Nvidia’s results, Indian tariffs, French markets - what’s moving markets
Investing.com -- Shares of AJ Bell (LSE:AJB) edged down 0.5% as the company announced the sale of its non-core Platinum business for up to £25 million, which is approximately 1.5% of its market cap. The transaction is seen as a strategic move to streamline the company’s portfolio and focus on its core growth strategies.
The disposed Platinum business, which has been consistently referred to as non-core since AJ Bell’s IPO, represents the majority of the revenues within the "non-platform" segment of the group.
Despite the sale, AJ Bell has stated that there will be no impact on its financial year 2025 (FY25) guidance, likely due to the timing of the deal. However, with Platinum contributing £10 million to group revenues in the financial year 2024 (FY24), a similar profit before tax (PBT) headwind to group revenues is expected in FY26.
The company will receive £17.5 million in upfront cash consideration, which is anticipated to contribute to the capital surplus at the year-end.
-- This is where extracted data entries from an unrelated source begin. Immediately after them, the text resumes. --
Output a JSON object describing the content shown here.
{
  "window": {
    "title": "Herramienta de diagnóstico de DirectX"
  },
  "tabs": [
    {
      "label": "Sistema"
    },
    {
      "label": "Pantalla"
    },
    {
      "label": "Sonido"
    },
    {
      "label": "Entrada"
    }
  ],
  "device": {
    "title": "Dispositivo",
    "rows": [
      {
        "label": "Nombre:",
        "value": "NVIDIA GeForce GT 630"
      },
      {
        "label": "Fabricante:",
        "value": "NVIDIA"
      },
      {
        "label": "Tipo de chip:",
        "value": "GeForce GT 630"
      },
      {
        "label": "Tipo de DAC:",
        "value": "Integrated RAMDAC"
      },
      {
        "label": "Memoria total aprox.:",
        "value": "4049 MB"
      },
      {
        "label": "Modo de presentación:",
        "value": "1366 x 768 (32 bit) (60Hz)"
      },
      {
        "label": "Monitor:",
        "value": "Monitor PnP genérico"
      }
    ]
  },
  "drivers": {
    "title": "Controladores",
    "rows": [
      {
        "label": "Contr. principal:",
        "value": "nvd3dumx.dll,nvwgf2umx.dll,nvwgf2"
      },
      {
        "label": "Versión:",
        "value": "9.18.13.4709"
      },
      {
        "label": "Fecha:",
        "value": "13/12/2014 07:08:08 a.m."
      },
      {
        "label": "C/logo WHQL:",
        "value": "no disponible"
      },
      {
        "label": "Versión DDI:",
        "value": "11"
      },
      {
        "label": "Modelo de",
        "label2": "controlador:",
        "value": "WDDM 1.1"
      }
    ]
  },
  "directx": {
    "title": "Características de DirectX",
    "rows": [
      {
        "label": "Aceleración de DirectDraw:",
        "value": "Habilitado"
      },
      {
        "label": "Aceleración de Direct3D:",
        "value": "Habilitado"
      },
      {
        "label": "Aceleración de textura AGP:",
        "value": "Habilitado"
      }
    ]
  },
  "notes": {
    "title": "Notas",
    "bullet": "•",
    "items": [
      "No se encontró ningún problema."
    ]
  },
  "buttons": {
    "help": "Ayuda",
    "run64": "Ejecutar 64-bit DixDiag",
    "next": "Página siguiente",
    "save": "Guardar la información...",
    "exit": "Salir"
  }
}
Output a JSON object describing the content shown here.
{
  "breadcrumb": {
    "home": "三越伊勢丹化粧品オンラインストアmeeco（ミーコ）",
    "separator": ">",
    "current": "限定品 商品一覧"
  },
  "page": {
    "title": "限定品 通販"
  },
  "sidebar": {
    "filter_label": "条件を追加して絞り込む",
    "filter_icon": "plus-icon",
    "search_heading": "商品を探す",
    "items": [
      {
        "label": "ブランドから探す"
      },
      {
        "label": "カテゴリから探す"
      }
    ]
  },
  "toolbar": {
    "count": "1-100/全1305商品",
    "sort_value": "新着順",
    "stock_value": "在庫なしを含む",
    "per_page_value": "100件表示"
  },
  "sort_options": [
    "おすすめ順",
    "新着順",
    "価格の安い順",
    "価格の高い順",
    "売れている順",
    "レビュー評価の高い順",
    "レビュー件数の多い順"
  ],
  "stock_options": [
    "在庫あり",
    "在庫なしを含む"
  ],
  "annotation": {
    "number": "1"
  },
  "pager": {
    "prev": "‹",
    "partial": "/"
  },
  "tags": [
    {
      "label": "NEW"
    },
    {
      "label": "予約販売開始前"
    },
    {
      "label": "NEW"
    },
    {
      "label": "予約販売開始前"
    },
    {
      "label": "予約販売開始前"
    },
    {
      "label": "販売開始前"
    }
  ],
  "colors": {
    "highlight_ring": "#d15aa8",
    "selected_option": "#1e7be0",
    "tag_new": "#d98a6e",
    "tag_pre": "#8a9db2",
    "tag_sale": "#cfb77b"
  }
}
Analysts predict that this surplus could potentially be returned to shareholders through a buyback, which might offset the expected earnings per share (EPS) headwind.
RBC analysts commented on the deal, stating, "We see the deal as effectively tidying up the portfolio of businesses in the group, and whilst we could envisage a minor EPS headwind in FY26, it arguably simplifies the group’s risk profile (given the provision of non-standard products) and removes a drag on earnings growth looking forwards."